The TeleStroke Network is a secure, two-way audio/video link that allows immediate access for a neurologist, emergency physician, patient, family and caregivers to see and talk with each other to assess a patient’s medical situation and discuss critical next steps. The off-site neurologist can view the patient’s vital signs, X-rays and other pertinent health information while visually examining the patient using a computer with a monitor and video camera that is wheeled to the patient’s bedside. The computer also provides access to the patient’s electronic medical record.
“With telemedicine, physicians who are specially trained in acute stroke care can be transported to the patient’s bedside instantly,” said Bryan Ludwig, MD, neurointerventional specialist at Miami Valley Hospital. “This allows for a rapid and thorough patient evaluation to determine if the patient is a candidate for acute stroke treatment.”

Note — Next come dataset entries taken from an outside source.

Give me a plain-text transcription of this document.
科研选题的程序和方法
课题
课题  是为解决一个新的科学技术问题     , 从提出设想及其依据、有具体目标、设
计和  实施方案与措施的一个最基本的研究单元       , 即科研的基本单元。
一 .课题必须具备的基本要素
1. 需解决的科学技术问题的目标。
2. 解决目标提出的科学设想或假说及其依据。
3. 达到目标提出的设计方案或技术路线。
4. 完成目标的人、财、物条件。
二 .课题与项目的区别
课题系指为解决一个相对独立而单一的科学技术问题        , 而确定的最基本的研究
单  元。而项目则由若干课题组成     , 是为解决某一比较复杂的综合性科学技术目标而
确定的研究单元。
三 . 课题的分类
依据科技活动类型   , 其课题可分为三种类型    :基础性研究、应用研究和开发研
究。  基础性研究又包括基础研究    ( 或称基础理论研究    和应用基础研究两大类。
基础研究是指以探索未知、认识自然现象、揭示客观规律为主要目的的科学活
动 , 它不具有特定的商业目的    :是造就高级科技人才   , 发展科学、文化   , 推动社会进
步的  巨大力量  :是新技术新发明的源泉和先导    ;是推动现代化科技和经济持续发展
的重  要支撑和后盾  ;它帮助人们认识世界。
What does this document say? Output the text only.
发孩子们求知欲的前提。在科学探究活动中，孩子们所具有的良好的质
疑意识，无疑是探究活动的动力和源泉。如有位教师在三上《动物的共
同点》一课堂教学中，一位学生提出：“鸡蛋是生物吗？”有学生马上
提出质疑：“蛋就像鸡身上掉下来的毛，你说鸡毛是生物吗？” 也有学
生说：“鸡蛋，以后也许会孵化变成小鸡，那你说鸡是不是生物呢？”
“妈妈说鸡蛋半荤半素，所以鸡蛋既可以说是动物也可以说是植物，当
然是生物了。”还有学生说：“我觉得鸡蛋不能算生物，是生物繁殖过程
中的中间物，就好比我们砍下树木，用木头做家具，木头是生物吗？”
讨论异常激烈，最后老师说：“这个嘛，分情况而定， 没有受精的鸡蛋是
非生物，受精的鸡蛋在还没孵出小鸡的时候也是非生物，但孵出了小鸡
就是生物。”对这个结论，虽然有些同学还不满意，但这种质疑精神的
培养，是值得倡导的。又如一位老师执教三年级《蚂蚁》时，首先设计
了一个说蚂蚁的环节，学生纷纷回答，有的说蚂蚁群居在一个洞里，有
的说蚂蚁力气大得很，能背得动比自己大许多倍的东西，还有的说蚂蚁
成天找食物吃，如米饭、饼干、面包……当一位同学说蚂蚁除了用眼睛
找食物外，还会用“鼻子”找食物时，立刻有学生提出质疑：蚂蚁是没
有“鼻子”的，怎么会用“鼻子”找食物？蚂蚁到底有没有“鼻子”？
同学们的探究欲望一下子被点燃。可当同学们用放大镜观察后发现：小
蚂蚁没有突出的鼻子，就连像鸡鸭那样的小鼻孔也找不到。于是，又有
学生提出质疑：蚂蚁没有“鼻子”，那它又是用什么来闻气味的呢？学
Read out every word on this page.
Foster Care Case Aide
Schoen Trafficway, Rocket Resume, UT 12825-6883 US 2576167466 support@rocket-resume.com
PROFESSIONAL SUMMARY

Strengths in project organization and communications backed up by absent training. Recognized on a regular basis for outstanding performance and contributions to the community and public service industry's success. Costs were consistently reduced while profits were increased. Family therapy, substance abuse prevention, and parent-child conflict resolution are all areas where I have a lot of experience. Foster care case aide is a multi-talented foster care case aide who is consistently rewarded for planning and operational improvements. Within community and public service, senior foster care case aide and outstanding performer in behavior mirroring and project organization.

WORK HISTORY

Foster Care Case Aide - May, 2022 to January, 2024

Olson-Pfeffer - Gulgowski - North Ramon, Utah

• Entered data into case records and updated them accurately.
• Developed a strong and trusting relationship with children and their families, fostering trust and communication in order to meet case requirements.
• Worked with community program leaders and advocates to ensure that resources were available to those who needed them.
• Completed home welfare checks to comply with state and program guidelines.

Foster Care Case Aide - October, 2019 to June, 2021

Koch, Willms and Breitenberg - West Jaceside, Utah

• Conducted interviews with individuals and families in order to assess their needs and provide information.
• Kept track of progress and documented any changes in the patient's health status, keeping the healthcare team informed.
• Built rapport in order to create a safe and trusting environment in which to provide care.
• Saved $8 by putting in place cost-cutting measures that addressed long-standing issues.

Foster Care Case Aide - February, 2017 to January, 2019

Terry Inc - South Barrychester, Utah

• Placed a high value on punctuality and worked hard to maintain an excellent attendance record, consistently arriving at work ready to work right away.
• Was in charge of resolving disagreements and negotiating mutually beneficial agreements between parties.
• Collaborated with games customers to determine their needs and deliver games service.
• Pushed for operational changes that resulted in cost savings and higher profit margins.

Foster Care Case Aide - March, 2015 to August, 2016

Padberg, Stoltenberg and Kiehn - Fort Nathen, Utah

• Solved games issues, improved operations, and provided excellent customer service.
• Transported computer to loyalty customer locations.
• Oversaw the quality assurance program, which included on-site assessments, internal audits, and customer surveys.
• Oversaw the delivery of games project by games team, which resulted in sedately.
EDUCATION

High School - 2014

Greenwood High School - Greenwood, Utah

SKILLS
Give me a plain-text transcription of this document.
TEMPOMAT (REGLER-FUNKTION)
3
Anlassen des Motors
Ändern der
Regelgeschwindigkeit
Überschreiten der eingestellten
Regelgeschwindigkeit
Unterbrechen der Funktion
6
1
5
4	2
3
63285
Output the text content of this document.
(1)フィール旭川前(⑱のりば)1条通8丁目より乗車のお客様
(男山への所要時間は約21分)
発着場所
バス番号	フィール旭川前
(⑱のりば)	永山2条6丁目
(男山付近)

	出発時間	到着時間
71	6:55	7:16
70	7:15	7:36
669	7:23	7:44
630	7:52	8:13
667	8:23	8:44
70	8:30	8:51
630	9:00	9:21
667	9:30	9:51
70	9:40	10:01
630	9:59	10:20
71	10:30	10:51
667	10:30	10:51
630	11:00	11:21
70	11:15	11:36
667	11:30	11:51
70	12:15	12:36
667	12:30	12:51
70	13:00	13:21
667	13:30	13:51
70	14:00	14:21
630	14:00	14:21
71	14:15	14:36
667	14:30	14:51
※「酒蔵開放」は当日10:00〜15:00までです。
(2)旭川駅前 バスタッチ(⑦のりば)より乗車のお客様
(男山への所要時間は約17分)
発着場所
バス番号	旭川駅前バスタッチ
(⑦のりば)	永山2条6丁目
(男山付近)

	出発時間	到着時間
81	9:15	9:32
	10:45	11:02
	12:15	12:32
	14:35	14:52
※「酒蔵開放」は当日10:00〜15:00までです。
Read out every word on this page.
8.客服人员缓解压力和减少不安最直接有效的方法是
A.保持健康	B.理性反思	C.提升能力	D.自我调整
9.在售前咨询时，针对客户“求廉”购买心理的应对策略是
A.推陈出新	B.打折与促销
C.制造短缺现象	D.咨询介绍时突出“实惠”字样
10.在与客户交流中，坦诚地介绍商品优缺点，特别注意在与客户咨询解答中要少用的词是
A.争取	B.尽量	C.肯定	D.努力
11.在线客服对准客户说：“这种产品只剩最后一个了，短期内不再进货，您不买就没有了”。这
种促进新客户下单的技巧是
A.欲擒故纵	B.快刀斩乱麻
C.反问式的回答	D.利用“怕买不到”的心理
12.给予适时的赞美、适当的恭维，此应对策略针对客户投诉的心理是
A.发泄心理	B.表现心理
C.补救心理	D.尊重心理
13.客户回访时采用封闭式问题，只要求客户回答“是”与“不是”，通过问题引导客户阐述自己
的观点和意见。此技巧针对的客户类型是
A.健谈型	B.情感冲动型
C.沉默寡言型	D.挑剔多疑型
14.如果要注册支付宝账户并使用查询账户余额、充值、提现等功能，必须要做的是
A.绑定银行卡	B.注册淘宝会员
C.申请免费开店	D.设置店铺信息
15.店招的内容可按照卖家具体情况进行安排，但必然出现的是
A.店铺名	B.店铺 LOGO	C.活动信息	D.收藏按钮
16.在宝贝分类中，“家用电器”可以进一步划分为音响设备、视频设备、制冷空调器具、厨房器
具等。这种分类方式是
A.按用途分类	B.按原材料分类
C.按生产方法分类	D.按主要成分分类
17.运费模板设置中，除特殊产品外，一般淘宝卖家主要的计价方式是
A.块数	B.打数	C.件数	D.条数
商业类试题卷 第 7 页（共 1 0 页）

“Collaboration with the Premier Health TeleStroke Network is a logical next step as we continue to grow our Neurology Center with Drs. Natasha Alexander and Peter Maceroni,” said Kevin Harlan, president and chief executive officer of Grand Lake Health System, which serves people in west-central Ohio, including Auglaize and Mercer counties. “This collaboration will allow the Grand Lake Health System to continue meeting our community’s needs.”
Quick response to a stroke can be key to survival and recovery. Swift delivery of care can decrease long-term damage to the brain for an ischemic stroke and can be life-saving for a hemorrhagic stroke, especially before the blood vessel bursts.
Know the warning signs of stroke – use the FAST test:
Face: Ask the person to smile. Does one side of the face droop?
Arms: Ask the person to raise both arms. Does one arm drift downward?
Speech: Ask the person to repeat a simple sentence. Does the speech sound slurred or strange?
Time: If you observe any of these signs, call 911 immediately.